Vampyr Cabaret Cinema
Friday November 20, 2009 @ 9:30 PM
Carl Theodor Dreyer, France/Germany, 1932 (73 minutes)
A student of the occult enters a small village outside of Paris that is plagued by vampires. Dreyer manages to create a horror film. fraught with gorgeous cinematography and complex characters. that never allows the audience to stop thinking. All the imagery is set in a dreamy, gauzy world that seems to exist only for the telling of this delicate tale. In Jungian terms the vampire is a symbol of the libidinous instincts turning against life.
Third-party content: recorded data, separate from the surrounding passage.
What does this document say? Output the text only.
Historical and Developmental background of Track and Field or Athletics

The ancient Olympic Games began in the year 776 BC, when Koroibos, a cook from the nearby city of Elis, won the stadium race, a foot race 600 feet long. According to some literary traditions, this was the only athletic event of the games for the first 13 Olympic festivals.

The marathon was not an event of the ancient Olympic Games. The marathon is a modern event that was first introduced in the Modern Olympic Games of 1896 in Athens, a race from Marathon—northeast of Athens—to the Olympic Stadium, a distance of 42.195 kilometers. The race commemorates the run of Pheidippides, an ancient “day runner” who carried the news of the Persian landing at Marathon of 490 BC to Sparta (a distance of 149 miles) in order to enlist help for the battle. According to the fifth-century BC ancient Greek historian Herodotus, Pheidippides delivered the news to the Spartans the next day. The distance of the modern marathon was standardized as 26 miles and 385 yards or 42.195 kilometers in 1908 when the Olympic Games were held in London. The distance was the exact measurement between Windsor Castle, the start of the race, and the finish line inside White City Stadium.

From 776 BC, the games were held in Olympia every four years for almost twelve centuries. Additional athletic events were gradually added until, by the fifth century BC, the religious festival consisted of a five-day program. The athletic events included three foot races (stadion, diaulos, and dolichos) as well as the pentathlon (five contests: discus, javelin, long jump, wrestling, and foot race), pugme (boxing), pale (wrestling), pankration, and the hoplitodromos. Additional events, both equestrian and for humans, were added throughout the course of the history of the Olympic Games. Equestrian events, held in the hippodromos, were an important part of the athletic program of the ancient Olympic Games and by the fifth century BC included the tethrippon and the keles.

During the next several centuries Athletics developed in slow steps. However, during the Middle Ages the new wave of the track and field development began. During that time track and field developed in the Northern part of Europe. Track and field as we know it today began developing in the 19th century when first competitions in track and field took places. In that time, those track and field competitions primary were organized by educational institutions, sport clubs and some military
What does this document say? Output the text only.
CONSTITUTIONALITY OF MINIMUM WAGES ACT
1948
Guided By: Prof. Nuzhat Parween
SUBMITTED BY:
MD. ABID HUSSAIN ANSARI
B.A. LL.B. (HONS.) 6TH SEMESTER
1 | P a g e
The archetype often reflects the symbiotic complicity that exists between victim and victimizer.
Introduced by Ellen Kushner
Free with a $7 bar minumum
Novelist, performer and public radio personality Ellen Kushner is the host and writer of the national series *PRI's Sound & Spirit. * Her award-winning novels include the mannerpunk cult classic Swordspoint, and Thomas the Rhymer (World Fantasy Award). Kushner's children's story, The Golden Dreydl: A Klezmer 'Nutcracker', has been produced as a CD (with Shirim Klezmer Orchestra), a picture book, and will be produced onstage in 2009-10 by New York's Vital Theatre. She is a co-founder of the Interstitial Arts Foundation, and lives in New York City.
Inspired by the exhibition The Red Book of C. G. Jung the Red Book series presents classic films that explore Jungian themes, including the various archetypes and the exploration of the self through fantasy.